Em um ano de vigência da lei federal 11.705, a conhecida Lei Seca, o número de acidentes envolvendo condutores embriagados ainda é notícia em Alagoas. Segundo dados fornecidos pela Coordenadoria de Controle de Infrações (CCI) do Departamento Estadual de Trânsito de Alagoas (Detran-AL), entre os dias 1º de junho de 2008 e 21 de maio de 2009, foram apreendidas em flagrante 127 carteiras de habilitação (CNHs) e abertos 68 processos administrativos contra condutores flagrados dirigindo alcoolizados no estado.

A titular da CCI, Ângela Oliveira dos Santos, afirma que os números de embriagados ao volante podem ser maiores. “Há ocasiões em que o condutor é multado, mas por algum motivo não tem a carteira apreendida no ato da infração”, diz. “Isso não impede o Detran de abrir um processo administrativo contra o condutor infrator e a CNH será apreendida depois, quando o processo se concluir”, explica.

Dados mais recentes do Hospital Geral do Estado (HGE) apontam que, nos quatro primeiros meses de 2009, foram registrados 2.731 atendimentos decorrentes de acidentes de trânsito.
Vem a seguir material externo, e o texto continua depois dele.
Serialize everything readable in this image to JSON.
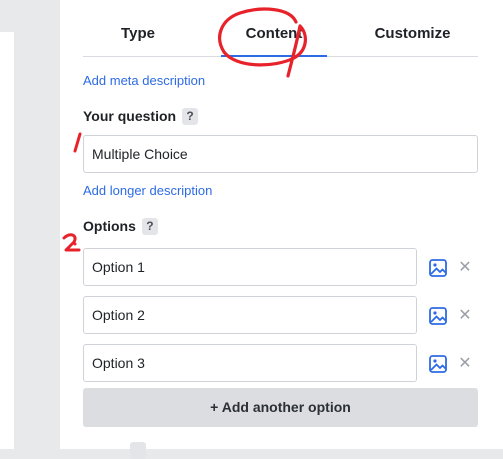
{
  "tabs": [
    {
      "label": "Type"
    },
    {
      "label": "Content"
    },
    {
      "label": "Customize"
    }
  ],
  "meta_link": "Add meta description",
  "question": {
    "label": "Your question",
    "help": "?",
    "value": "Multiple Choice"
  },
  "longer_description_link": "Add longer description",
  "options": {
    "label": "Options",
    "help": "?",
    "items": [
      {
        "value": "Option 1"
      },
      {
        "value": "Option 2"
      },
      {
        "value": "Option 3"
      }
    ],
    "remove_glyph": "✕",
    "image_icon": "image-icon",
    "add_label": "+ Add another option"
  },
  "colors": {
    "accent": "#2d6be4",
    "annotation": "#e8222a"
  }
}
Deste total, 91 ocorreram em consequência de os condutores estarem embriagados. Isso representa 36% do total de atendimentos decorrentes de acidentes de trânsito notificado pelo HGE de julho a dezembro de 2008, quando a Lei Seca já estava em vigência.
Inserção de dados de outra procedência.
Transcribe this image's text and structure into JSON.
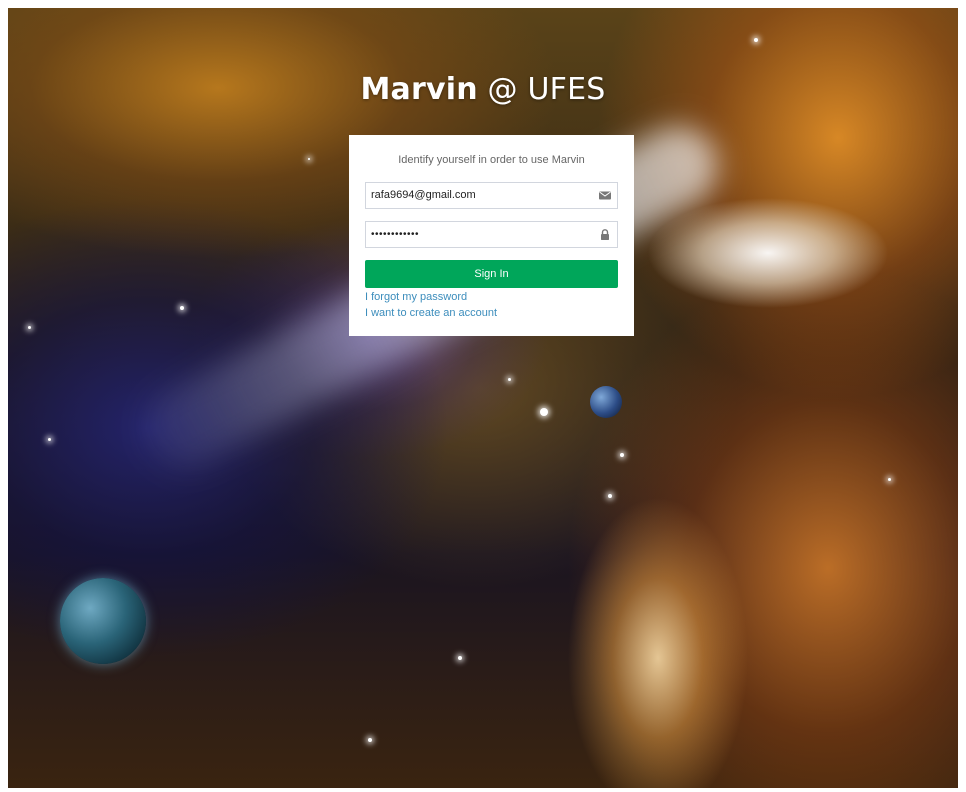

No ano passado foram 8.115 atendimentos no HGE envolvendo acidentes de trânsito, sendo 252 notificações em decorrência de condutores embriagados em veículos ou motos.

Região Metropolitana

Os dados do setor de perícia do Detran apontam que entre janeiro e maio deste ano o setor atendeu a 29 acidentes causados por embriaguez na região metropolitana de Maceió. Entre os condutores alcoolizados, 28 eram homens. Entre os meses de agosto e dezembro de 2008 foram 23 acidentes envolvendo motoristas embriagados, sendo 19 do sexo masculino.

Recursos

De acordo com a titular da CCI, Ângela Oliveira, a disparidade entre o número de processos administrativos abertos e o de CNHs apreendidas ocorre devido aos prazos de defesa estabelecidos pelo Código Brasileiro de Trânsito (CBT) para o condutor infrator. “Apesar da gravidade de muitos acidentes envolvendo motoristas alcoolizados, temos que respeitar os prazos de defesa estabelecidos pela legislação, por isso o documento não é suspenso automaticamente”, completa.
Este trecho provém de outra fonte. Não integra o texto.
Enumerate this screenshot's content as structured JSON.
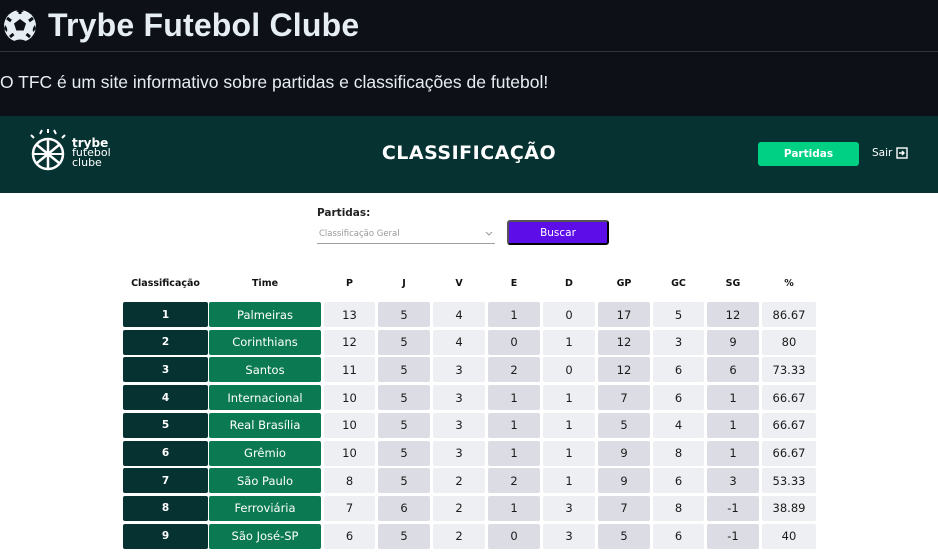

Segundo o CBT, depois que o condutor infrator é multado, tem o prazo de 15 dias para apresentar sua defesa prévia. Se nesse período a defesa for indeferida, o condutor ainda pode recorrer à Junta Administrativa de Recursos de Infração (JARI). Lá, o condutor tem mais 30 dias para apresentar uma nova defesa. E somente com o indeferimento desse último recurso, é que o processo administrativo para suspensão do direito de dirigir pode ser instaurado.

Legislação

A lei 11.705, que alterou o CBT, diz que o condutor flagrado dirigindo com uma dosagem acima de 0,2 grama de álcool por litro de sangue – teor equivalente a uma lata de cerveja ou um cálice de vinho –, será multado em R$ 957, perderá sete pontos na carteira, terá o carro apreendido e ainda perderá o direito de dirigir por um ano.